You're not on the metered API, so the total_cost_usd field returned by claude -p is not money leaving your account. It's the per-call API-equivalent price the model reports, which the harness uses as a proxy for how much subscription quota the call consumed. The Max plan throttles by 5-hour rolling window; the harness sum is the best available signal for "am I about to hit the limit." Two practical consequences:

  1. The --max-cost flag is a quota guard, not a billing guard. A full --runs 5 of every scenario will sum to ~$20-30 API-equivalent, which is well inside a normal Max session but not infinite — back off if you've already been working hard that session.
  2. Cost-equivalent printed in tests/results/*.json is the right number to optimize. Driving Opus calls down to Sonnet calls does reduce real subscription pressure even though no card is charged.

When asked to update docs

docs/ is derivative: every claim in docs/architecture.md, docs/how-it-works.md, etc. should trace back to either the skill, the example brain, or a passing test scenario. When the skill changes, update the docs in the same commit.

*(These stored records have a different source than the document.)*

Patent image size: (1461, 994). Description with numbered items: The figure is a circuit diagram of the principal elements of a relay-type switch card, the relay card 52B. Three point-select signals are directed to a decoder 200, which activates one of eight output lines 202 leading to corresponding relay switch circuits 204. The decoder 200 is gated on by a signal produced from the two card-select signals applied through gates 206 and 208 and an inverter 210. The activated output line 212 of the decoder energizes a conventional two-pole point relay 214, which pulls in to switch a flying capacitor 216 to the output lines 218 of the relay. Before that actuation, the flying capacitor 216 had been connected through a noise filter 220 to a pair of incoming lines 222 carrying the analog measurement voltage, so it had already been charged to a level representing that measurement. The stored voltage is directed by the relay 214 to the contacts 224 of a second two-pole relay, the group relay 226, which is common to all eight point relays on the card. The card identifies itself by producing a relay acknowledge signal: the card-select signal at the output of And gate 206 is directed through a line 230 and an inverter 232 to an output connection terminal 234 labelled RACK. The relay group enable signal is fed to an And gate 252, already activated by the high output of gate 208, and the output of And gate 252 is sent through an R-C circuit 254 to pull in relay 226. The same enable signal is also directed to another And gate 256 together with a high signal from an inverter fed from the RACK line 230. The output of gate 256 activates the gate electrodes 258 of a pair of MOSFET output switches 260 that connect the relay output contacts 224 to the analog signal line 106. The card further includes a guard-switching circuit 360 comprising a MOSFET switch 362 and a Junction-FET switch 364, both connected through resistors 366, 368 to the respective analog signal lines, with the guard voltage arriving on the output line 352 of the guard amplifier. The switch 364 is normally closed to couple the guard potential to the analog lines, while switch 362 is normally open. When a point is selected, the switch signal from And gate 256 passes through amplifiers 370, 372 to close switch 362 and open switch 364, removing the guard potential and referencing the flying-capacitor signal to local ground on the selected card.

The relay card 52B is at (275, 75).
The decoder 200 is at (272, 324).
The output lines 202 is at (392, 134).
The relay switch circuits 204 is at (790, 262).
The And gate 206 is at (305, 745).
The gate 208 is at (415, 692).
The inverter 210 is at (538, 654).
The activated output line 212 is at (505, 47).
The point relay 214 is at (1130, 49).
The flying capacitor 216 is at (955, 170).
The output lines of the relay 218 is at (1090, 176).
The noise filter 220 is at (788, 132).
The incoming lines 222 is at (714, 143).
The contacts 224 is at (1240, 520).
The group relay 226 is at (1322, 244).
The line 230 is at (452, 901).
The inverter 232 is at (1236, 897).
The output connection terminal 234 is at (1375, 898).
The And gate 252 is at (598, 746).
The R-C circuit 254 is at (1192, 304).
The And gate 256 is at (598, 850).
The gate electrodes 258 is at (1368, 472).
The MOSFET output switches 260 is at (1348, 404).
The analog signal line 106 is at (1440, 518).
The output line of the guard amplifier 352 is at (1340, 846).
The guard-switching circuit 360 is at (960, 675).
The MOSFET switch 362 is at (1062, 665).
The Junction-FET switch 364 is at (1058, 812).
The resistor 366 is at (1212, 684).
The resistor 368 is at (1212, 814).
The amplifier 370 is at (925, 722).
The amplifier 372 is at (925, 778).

docs/prior-art.md is the exception — it documents adjacent ideas and trade-offs. Update when adding a scenario that explicitly contrasts with an adjacent system (e.g., "RAG would have stored this differently").

Off-limits

  • Don't push the skill scaffold's contents directly to user repos. The skill orchestrates that copy through SKILL.md workflow steps 4-5. Bypassing skips placeholder population and the self-test.
  • Don't auto-regenerate scaffold content. The whole architectural choice is that the scaffold is deterministic.
  • Don't add LLM-judge calls where a structural assertion would work. Judges are non-deterministic and cost money. Use them only when no structural check can answer the question.
  • Don't commit tests/results/ outputs unless they're pinned snapshots for regression. By default it's gitignored.

Operating preferences

Default autonomy mode for this repo: propose and wait for changes to the skill itself, act and tell for docs and tests.

The skill is the load-bearing artifact. Changes to it affect every install. Changes to a test scenario or a doc page don't.